Auf seine Nachfrage bei Swiss Olympics und Olympic Solidarity, ob es ein entsprechendes Sportförder-Programm für Jugendliche gibt, erhielt er jedoch keine positive Antwort. «Wir wollen die Menschen jedoch in ihren Stärken stärken», fasst er das generelle Credo aller SBW Lernhäuser zusammen. Durch ihr sportliches Talent sollen letztlich gerade auch die Flüchtlinge besser in der Schweiz integriert werden.

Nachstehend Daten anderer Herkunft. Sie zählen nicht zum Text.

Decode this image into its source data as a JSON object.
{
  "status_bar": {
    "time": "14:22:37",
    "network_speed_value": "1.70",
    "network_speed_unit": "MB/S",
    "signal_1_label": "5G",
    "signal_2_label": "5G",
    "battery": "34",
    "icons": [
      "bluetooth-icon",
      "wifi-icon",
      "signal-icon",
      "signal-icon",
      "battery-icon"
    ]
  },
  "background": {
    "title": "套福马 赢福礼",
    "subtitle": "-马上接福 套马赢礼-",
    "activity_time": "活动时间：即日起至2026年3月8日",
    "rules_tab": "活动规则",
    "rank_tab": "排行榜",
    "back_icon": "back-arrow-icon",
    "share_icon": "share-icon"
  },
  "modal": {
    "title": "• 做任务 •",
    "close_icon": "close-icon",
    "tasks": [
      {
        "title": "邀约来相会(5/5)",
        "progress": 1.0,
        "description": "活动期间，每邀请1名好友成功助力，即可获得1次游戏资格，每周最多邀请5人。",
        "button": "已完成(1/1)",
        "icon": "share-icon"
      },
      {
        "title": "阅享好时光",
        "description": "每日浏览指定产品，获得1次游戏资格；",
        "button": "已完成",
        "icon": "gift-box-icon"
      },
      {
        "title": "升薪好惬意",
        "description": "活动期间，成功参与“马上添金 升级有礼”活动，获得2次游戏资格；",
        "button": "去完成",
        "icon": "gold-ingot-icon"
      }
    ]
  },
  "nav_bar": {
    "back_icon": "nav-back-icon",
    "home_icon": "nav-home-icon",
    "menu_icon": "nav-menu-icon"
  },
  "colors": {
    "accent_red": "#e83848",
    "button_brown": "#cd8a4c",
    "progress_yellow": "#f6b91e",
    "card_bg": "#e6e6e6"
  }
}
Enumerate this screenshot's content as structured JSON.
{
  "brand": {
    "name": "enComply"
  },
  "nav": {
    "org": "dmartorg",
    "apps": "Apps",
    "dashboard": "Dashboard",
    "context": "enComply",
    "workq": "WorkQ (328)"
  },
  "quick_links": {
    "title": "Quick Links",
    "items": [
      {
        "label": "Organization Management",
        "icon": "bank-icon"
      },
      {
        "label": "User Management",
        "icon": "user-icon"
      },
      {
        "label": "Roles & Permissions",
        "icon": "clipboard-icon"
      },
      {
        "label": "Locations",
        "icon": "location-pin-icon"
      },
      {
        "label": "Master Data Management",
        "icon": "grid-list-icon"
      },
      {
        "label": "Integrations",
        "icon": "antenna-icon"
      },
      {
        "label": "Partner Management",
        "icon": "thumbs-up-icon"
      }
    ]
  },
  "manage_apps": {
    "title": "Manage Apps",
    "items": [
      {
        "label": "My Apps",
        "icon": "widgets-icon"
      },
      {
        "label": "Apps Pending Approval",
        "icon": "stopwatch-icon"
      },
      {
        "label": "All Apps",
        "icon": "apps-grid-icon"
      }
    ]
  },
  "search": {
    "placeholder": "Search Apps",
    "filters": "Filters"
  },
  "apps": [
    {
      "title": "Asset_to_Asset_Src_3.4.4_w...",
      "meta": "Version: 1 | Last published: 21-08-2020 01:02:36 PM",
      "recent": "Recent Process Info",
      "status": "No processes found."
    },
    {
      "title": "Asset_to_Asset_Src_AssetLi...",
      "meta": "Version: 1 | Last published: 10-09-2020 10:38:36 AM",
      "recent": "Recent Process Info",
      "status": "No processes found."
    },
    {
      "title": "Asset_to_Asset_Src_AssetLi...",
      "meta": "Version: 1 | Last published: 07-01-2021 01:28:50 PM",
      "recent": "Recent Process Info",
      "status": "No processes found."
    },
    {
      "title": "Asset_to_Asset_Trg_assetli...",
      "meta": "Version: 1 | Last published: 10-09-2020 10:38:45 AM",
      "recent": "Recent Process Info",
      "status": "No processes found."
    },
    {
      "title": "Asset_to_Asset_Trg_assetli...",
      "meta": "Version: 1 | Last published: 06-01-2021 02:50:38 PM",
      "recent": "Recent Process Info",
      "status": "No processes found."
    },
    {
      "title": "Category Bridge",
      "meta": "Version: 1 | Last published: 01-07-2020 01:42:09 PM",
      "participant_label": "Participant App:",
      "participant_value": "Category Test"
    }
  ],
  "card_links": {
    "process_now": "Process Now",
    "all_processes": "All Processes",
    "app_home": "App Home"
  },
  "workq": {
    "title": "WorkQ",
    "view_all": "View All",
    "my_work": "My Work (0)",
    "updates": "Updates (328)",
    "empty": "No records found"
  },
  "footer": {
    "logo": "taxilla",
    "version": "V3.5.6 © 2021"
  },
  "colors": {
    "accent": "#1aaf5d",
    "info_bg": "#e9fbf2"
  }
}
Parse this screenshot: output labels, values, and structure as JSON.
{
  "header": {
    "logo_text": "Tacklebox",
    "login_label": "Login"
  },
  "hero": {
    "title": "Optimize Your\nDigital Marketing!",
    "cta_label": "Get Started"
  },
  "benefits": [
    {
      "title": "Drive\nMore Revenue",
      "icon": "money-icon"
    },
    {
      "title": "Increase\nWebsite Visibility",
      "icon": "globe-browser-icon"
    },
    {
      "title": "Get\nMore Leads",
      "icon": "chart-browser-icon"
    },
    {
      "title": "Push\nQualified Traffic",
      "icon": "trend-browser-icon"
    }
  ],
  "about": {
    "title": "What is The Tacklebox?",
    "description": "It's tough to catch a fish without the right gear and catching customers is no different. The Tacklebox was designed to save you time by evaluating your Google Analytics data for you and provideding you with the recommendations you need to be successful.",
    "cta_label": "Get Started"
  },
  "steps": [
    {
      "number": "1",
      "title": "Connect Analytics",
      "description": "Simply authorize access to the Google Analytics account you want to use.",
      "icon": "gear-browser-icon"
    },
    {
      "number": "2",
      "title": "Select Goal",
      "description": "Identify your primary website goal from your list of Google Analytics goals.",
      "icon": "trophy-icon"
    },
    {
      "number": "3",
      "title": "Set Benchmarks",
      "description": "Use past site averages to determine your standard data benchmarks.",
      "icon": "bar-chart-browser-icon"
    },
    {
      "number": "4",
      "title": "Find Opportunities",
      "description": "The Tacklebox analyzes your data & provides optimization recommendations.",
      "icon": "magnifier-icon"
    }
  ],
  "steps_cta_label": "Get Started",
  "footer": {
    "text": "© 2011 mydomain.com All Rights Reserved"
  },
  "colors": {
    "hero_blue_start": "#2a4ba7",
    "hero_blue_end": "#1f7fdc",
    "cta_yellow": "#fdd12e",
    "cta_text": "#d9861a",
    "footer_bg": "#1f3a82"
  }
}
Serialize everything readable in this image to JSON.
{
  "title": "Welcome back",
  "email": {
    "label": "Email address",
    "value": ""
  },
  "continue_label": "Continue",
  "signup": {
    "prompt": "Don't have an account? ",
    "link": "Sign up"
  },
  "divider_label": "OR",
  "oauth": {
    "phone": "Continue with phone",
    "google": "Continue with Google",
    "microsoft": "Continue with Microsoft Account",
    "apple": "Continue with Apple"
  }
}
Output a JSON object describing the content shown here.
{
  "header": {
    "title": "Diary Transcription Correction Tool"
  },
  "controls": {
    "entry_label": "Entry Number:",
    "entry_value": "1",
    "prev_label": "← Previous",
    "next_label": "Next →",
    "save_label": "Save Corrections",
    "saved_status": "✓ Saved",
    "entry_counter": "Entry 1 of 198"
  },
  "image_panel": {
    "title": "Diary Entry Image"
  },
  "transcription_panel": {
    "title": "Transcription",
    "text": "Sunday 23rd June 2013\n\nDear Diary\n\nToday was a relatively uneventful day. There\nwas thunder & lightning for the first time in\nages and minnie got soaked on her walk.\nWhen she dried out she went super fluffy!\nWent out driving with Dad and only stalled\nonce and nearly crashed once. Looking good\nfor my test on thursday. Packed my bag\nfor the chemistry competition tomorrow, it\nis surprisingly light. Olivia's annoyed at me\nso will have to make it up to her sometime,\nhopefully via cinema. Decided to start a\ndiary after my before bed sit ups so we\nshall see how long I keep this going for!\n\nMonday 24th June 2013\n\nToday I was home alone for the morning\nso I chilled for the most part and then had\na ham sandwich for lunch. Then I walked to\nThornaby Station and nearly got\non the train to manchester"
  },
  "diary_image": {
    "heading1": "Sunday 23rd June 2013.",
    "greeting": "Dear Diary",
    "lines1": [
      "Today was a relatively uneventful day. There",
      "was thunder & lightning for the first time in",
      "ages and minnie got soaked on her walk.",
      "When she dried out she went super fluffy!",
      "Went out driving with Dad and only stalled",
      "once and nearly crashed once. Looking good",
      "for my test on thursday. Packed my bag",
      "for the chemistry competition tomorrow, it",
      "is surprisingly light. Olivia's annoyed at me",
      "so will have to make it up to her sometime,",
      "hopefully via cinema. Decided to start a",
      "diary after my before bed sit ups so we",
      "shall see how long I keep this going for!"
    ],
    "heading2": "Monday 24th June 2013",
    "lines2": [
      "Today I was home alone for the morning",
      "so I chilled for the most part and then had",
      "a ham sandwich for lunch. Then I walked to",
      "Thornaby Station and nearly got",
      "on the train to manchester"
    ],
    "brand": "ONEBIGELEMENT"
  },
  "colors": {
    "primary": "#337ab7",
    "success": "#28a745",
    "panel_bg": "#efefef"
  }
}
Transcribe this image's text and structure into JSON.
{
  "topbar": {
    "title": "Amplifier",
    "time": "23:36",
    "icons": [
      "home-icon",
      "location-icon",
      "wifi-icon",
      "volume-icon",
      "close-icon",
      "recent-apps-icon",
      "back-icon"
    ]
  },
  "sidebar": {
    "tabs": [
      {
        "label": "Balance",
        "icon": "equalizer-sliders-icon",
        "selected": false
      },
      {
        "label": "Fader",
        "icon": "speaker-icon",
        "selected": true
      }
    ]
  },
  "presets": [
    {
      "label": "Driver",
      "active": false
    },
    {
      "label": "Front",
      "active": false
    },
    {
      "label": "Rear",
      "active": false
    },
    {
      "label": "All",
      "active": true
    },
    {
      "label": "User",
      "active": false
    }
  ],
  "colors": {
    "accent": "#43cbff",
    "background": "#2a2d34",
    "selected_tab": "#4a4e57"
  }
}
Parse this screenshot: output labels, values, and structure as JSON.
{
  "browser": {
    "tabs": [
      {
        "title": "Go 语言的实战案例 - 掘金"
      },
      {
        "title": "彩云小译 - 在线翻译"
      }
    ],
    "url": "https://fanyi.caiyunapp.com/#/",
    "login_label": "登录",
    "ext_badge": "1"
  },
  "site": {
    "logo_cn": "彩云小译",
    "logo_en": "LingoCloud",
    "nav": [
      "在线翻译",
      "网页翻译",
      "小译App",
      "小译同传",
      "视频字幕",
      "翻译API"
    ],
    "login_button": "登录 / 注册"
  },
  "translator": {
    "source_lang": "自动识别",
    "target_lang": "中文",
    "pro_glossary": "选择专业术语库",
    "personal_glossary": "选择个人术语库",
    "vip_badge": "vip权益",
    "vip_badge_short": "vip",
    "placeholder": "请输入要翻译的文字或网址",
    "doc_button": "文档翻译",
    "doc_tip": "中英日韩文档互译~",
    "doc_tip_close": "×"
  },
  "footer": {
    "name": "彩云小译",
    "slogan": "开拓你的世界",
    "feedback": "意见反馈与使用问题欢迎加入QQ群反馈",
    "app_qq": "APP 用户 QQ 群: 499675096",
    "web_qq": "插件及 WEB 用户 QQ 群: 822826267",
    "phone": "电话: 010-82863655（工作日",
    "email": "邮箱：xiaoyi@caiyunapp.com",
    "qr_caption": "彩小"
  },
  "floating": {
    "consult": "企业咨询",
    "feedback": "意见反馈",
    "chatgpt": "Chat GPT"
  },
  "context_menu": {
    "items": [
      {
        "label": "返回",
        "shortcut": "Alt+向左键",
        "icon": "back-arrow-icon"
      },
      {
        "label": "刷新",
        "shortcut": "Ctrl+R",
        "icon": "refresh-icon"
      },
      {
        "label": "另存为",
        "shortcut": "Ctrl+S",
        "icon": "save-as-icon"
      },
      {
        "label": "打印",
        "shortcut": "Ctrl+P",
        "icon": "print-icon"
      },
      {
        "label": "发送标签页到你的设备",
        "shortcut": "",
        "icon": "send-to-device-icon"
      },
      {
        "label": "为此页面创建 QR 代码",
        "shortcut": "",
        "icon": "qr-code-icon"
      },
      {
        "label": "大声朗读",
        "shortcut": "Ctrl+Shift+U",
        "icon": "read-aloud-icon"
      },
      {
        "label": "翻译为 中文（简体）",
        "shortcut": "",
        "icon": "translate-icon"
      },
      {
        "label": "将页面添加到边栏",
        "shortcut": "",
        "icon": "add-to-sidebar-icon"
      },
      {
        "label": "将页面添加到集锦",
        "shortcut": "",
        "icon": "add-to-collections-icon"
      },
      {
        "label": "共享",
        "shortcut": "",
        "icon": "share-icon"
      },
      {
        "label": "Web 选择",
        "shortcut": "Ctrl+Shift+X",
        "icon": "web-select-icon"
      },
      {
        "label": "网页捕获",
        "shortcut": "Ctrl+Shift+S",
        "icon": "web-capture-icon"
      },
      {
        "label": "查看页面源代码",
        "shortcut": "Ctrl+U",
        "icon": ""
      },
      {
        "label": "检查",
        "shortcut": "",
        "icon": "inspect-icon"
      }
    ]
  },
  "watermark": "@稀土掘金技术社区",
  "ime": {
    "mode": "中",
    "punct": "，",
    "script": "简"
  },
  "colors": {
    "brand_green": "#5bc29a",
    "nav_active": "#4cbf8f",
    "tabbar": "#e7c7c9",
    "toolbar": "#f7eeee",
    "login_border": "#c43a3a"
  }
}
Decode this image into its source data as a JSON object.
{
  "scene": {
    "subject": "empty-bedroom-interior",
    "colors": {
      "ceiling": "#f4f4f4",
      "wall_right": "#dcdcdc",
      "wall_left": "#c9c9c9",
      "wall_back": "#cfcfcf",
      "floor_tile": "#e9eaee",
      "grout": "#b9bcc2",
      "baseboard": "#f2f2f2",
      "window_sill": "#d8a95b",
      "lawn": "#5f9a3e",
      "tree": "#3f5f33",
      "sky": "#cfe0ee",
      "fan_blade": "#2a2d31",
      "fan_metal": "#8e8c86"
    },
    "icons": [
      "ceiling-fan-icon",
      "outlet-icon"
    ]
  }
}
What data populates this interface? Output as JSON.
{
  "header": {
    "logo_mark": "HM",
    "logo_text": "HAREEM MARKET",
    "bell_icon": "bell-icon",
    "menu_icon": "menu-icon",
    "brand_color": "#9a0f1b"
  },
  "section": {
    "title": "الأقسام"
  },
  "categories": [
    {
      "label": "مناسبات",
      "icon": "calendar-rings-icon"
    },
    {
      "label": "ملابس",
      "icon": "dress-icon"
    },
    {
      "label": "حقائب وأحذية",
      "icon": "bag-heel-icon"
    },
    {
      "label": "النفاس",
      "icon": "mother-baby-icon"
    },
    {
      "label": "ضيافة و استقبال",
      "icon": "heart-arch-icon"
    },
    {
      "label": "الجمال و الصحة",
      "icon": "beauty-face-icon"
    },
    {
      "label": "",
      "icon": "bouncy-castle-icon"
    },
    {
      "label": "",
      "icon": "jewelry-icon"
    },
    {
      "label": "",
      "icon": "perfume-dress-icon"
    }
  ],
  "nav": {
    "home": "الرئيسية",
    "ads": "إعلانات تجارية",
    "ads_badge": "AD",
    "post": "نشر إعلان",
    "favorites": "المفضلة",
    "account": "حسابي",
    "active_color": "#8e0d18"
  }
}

Von der Idee bis zur Projektlancierung vergingen fast vier Jahre. Doch die Mühen, die vielen Herausforderungen zu bewältigen, haben sich gelohnt, wie Ammann betont. «Die Idee zu haben, ist das eine. Doch anschliessend braucht es Durchhaltewillen und Geduld, bis alle Bereiche und Bedürfnisse zufriedengestellt sind.» Im Sport sei es häufig einfacher, Talente schnell herauskristallisieren zu können. Und damit werde der Grundstein für die Idee gelegt, die aber darüber hinauswachsen kann: Integration über Stärken stärken als neuer Ansatz.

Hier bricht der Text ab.